Two pilgrimages, one Way: On Assisi and Santiago de Compostela
Can one commit pilgrimage “adultery”? In the months of planning leading up to my taking a group of pilgrims along a portion of La Via di Francesco—the Way of Saint Francis—to Assisi in Italy, I felt a strange sense of unease about how I might be engaged in a form of betrayal.

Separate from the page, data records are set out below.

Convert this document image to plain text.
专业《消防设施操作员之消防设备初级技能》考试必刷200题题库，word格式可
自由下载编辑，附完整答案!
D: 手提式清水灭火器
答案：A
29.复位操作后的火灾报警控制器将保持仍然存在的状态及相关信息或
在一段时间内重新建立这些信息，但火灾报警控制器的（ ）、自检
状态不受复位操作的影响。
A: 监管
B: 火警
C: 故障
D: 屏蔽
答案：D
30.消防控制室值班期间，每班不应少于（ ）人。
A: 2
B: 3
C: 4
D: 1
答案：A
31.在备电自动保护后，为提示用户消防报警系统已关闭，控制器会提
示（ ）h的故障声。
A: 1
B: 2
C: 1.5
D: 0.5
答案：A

For my peregrino pilgrim credentials were well and truly forged in Spain on the famous Camino de Santiago. My first Camino back in 2017 was a life changing experience, and one that then again came to my rescue during the pandemic and lockdowns by offering me a way out of the madness. I owe a great deal to Saint James—in addition to him being my namesake—and to the Camino and to Spain.
By now I am so conditioned by my continual encounters with the Camino that I can spot a scallop shell—the symbol of Saint James and the Camino—from 100 yards away; the sight of a spray-painted yellow arrow on a concrete wall releases a shot of dopamine every time. Some people chant the Om mantra to connect to the Absolute Principle of existence—I just have to close my eyes and say the word Camino in my head or touch a backpack still covered in the dust of the day’s trail.
There are no yellow arrows or scallop shells on the Via di Francesco. It is marked by small yellow and blue striped patches—think mini-Ukraine flags, a somewhat incongruous coincidence given current tragic events—and by the Tau, the symbol of Saint Francis that looks like an elegant “T”. As our Via di Francesco group proceeded north from our starting point at Terni—about 70 kilometers north of Rome, and 108 kilometers of walking from Assisi—it was impossible not to compare and contrast the Way of Saint Francis and the Way of Saint James pilgrimages as we followed and got used to the different way markers.
That said, there is no genuine substance to the idea of a pilgrimage “standoff” between the two Ways—both pilgrimages are remarkable experiences taken in their entireties, each of which is worth doing. But in interrogating the differences between the two, the pilgrim is brought to a better and deeper understanding about his or her role in life, and about what both pilgrimages aim to reveal: the Tao, also known as the Way, amid the thickets and thorns of our contemporary world.